Accord tripartite sur la crise en Libye

Face à une crise libyenne qui s’enlise depuis plus d’une décennie, l’Algérie, l’Égypte et la Tunisie réaffirment leur engagement en faveur d’une solution politique. Réunis dans le cadre du mécanisme tripartite des pays voisins de la Libye, les trois États ont renouvelé leur soutien au dialogue inter-libyen tout en renforçant leur coordination diplomatique et économique. Les détails dans ce reportage. 

Dans le cadre du mécanisme tripartite des pays voisins de la Libye, l’Algérie, l’Égypte et la Tunisie ont réitéré leur volonté commune de coordonner leurs actions pour soutenir le processus de résolution de la crise libyenne. Lors de cette rencontre, les chefs de la diplomatie des trois nations ont mis en exergue l’impératif de sauvegarder la stabilité, la souveraineté ainsi que l’intégrité territoriale de la Libye. Ils ont, par ailleurs, insisté sur la primauté du dialogue inter-libyen comme unique voie vers une issue politique pérenne.

La configuration des intervenants s’articule d’abord autour des forces locales, à savoir les gouvernements de Tripoli et de Benghazi. On identifie ensuite les acteurs régionaux, notamment la Tunisie, l’Algérie et l’Égypte. Cette influence s’étend également à des puissances sous-régionales comme la Turquie, les Émirats arabes unis et le Qatar. Enfin, à une échelle plus globale, interviennent les puissances occidentales, dont l’implication lors de l’assassinat du colonel Mouammar Kadhafi a conduit à la désagrégation de la Libye.

KERWIN MAYIZO, Analyste politique

Persistant depuis 2011, l’instabilité en Libye dure depuis 15 ans. Les trois pays soutiennent la Commission militaire conjointe « 5+5 », incluant 10 représentants libyens pour maintenir le cessez-le-feu. En parallèle, l’Égypte et l’Algérie renforcent leur partenariat économique, visant à quintupler leurs échanges, de 1 milliard à 5 milliards de dollars. Cet élan concrétise les accords de la 9e session de leur Haute Commission mixte.

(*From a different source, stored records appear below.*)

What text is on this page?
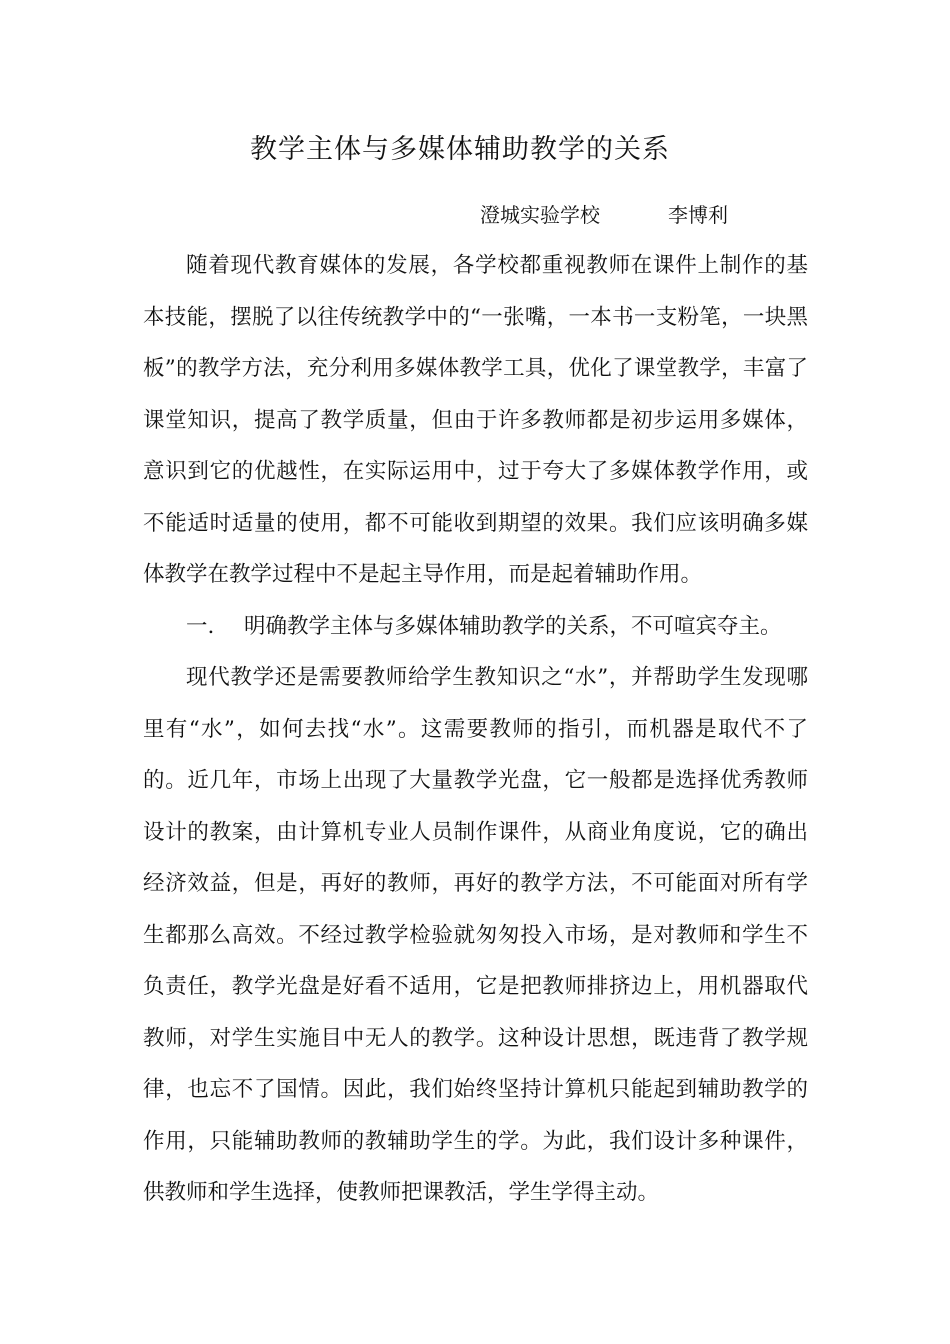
教学主体与多媒体辅助教学的关系
澄城实验学校	李博利

随着现代教育媒体的发展，各学校都重视教师在课件上制作的基本技能，摆脱了以往传统教学中的“一张嘴，一本书一支粉笔，一块黑板”的教学方法，充分利用多媒体教学工具，优化了课堂教学，丰富了课堂知识，提高了教学质量，但由于许多教师都是初步运用多媒体，意识到它的优越性，在实际运用中，过于夸大了多媒体教学作用，或不能适时适量的使用，都不可能收到期望的效果。我们应该明确多媒体教学在教学过程中不是起主导作用，而是起着辅助作用。

一. 明确教学主体与多媒体辅助教学的关系，不可喧宾夺主。

现代教学还是需要教师给学生教知识之“水”，并帮助学生发现哪里有“水”，如何去找“水”。这需要教师的指引，而机器是取代不了的。近几年，市场上出现了大量教学光盘，它一般都是选择优秀教师设计的教案，由计算机专业人员制作课件，从商业角度说，它的确出经济效益，但是，再好的教师，再好的教学方法，不可能面对所有学生都那么高效。不经过教学检验就匆匆投入市场，是对教师和学生不负责任，教学光盘是好看不适用，它是把教师排挤边上，用机器取代教师，对学生实施目中无人的教学。这种设计思想，既违背了教学规律，也忘不了国情。因此，我们始终坚持计算机只能起到辅助教学的作用，只能辅助教师的教辅助学生的学。为此，我们设计多种课件，供教师和学生选择，使教师把课教活，学生学得主动。
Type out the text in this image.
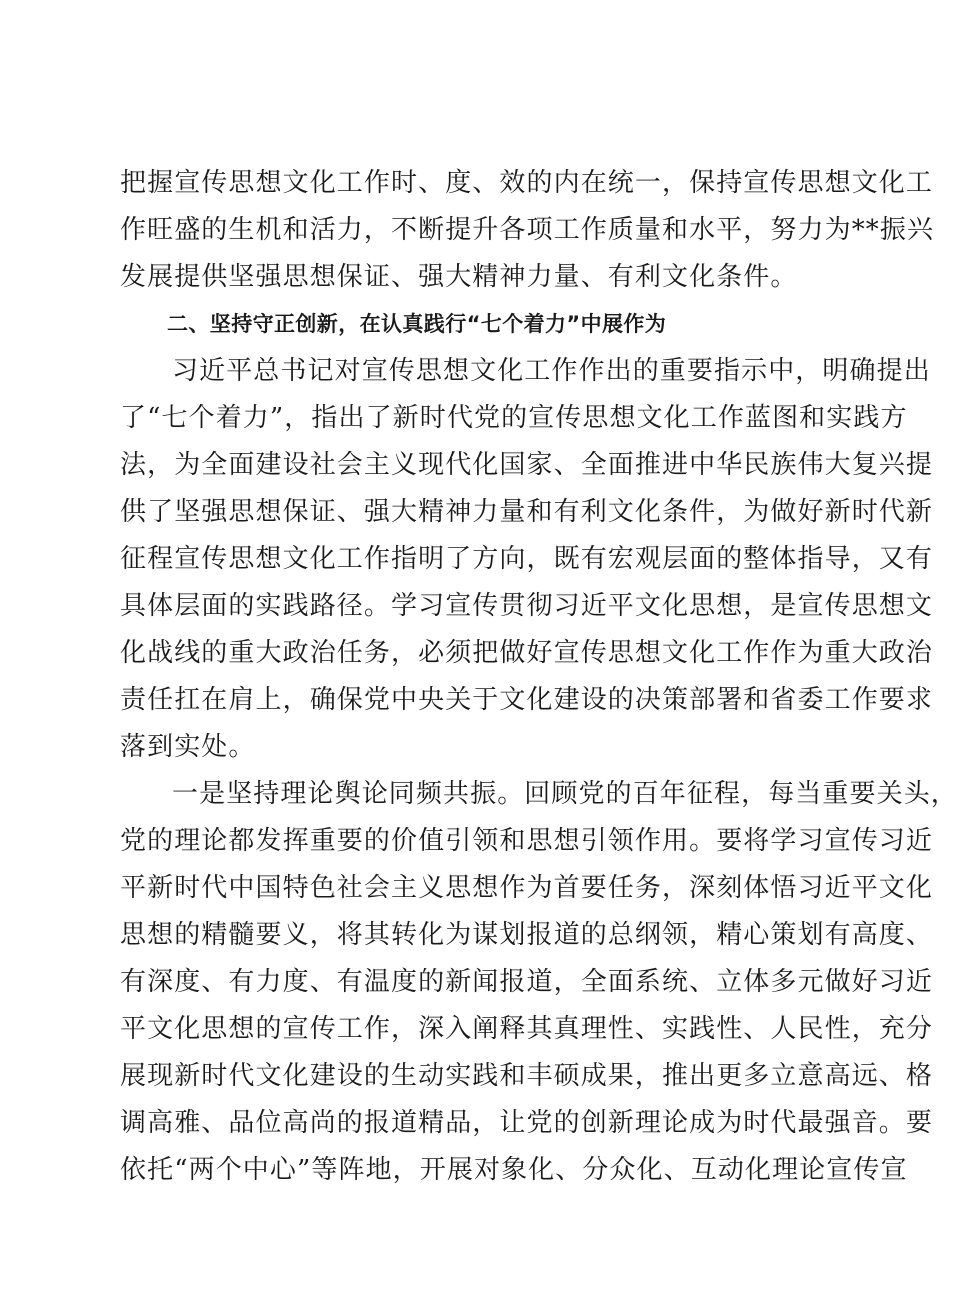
把握宣传思想文化工作时、度、效的内在统一，保持宣传思想文化工
作旺盛的生机和活力，不断提升各项工作质量和水平，努力为**振兴
发展提供坚强思想保证、强大精神力量、有利文化条件。
二、坚持守正创新，在认真践行“七个着力”中展作为
习近平总书记对宣传思想文化工作作出的重要指示中，明确提出
了“七个着力”，指出了新时代党的宣传思想文化工作蓝图和实践方
法，为全面建设社会主义现代化国家、全面推进中华民族伟大复兴提
供了坚强思想保证、强大精神力量和有利文化条件，为做好新时代新
征程宣传思想文化工作指明了方向，既有宏观层面的整体指导，又有
具体层面的实践路径。学习宣传贯彻习近平文化思想，是宣传思想文
化战线的重大政治任务，必须把做好宣传思想文化工作作为重大政治
责任扛在肩上，确保党中央关于文化建设的决策部署和省委工作要求
落到实处。
一是坚持理论舆论同频共振。回顾党的百年征程，每当重要关头，
党的理论都发挥重要的价值引领和思想引领作用。要将学习宣传习近
平新时代中国特色社会主义思想作为首要任务，深刻体悟习近平文化
思想的精髓要义，将其转化为谋划报道的总纲领，精心策划有高度、
有深度、有力度、有温度的新闻报道，全面系统、立体多元做好习近
平文化思想的宣传工作，深入阐释其真理性、实践性、人民性，充分
展现新时代文化建设的生动实践和丰硕成果，推出更多立意高远、格
调高雅、品位高尚的报道精品，让党的创新理论成为时代最强音。要
依托“两个中心”等阵地，开展对象化、分众化、互动化理论宣传宣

Une solution partielle sera inefficace sans identifier les causes réelles : le pétrole, les enjeux maritimes et la guerre. Il faut permettre l’exportation pétrolière pour inciter les acteurs au dialogue, stabiliser la Libye et rétablir une gouvernance unifiée exportant légalement sous une autorité légitime.

KERWIN MAYIZO, Analyste politique

En marge de la 165e session de la Ligue arabe tenue à Amman, les ministres Ahmed Attaf et Badr Abdelatty ont abordé le dossier palestinien, parallèlement aux discussions sur la Libye. À cette occasion, ils ont réitéré leur volonté de maintenir une concertation politique étroite. Les deux diplomates ont également mis l’accent sur la nécessité d’intensifier les échanges commerciaux et économiques, afin d’asseoir durablement le partenariat stratégique liant l’Egypte et L’Algérie.